I am fitting a CFA model with 5 indicators. 3 are ordered categorical and 2 are count variables with a high proportion of zeros. The model is fit with MLR and numerical integration with logit link.

1) Is it reasonable to fit zero-inflated parameters within CFA?

2) If the answer to (1) is yes, does the inflation parameter get included as a factor indicator? e.g.

f by u1 u1#1 u2 u2#1 ....

3) I am also not sure which combination of standardizations I would need to report in this model for the values to be comparable. For example, I assume the inflation params would be STDY as this is binary.

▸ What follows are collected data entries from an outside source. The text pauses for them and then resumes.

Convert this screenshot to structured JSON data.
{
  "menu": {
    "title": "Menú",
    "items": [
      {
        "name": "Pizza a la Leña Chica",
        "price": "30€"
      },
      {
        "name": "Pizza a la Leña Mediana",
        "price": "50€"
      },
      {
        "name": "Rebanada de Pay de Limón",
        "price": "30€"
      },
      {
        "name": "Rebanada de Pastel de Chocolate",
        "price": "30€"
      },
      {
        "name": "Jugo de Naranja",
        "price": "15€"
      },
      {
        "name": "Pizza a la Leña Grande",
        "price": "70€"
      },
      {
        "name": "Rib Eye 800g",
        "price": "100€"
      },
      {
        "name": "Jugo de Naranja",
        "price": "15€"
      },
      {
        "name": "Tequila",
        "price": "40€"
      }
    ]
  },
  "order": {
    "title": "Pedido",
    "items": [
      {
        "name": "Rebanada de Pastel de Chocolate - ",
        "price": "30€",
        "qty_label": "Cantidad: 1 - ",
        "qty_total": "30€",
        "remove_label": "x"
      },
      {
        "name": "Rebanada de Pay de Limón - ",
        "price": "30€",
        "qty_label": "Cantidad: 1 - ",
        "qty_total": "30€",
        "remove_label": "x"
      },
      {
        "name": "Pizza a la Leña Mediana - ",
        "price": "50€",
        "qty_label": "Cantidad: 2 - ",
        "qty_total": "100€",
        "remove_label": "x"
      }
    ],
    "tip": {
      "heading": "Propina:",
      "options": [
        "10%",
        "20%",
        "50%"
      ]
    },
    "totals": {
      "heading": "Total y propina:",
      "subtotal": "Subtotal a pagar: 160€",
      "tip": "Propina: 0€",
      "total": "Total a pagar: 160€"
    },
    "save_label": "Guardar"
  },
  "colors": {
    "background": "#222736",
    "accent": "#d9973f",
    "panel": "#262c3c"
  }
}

Having run a couple of variates of this model, I tend to receive estimates and p-Values in the raw and STD solutions, but estimates of 1.00 and associated -999 for the count variables in the STDYX results.

Any assistance would be warmly received. As always, apologies if this has been answered elsewhere but I have struggled to find it.

Thanks

Tom
 Linda K. Muthen posted on Wednesday, June 12, 2013 - 1:11 pm
1. Yes.
2. You would have factors with count indicators and factors with inflation indicators. You would not use them in the same factors.
3. Standardization is not done with count variables.
 Tom Booth posted on Wednesday, June 12, 2013 - 2:17 pm
Thanks Linda.

Can I ask why you would fit difference factors for the inflation indicators. Is this because the zero inflation models assume 2 processes are underlying the patterns of responses in the count variables and thus 2 latent factors are required?

Best

Tom
 Bengt O. Muthen posted on Wednesday, June 12, 2013 - 3:27 pm
What influences the inflation probabilities may be different from what influences the number of counts among those in the non-zero class.
 Tom Booth posted on Wednesday, June 12, 2013 - 11:27 pm
Thanks both. In sum:

1) Its fine to model inflation params in CFA.
2) Model them on a separate factor to model different influences.
3) Report unstandardized values.

Sorry for what may be a further very simplistic question, but is there a good reference/reading for why counts are not standardized?

thanks
 Linda K. Muthen posted on Thursday, June 13, 2013 - 8:32 am
In a model where a residual variance is not an estimated parameter, standardization with respect to y cannot be done. You can standardize with respect to x. I know of no article that addresses this.
 Rob Dvorak posted on Monday, April 21, 2014 - 8:35 am
Hi there,

I'm running some CFA models using behavioral observation data where the variables are counts (the number of X type of utterance), but unlike most count variables, their distribution does not really approach a Poisson or Negative Binomial distribution because it's extremely skewed (e.g., the median may be 2 or 3, but valid cases have counts over 50). In fact, when I run count models in Mplus, it gives a warning that counts exceed 50 and perhaps a continuous model would be better. My sense is that there is no ideal model for data distributed this way (count data that are extremely positively skewed), but I figured I would ask if you have any recommendations.
 Linda K. Muthen posted on Tuesday, April 22, 2014 - 10:05 am
Is there a substantive reason for the counts over 50. Do they represent a different subpopulation?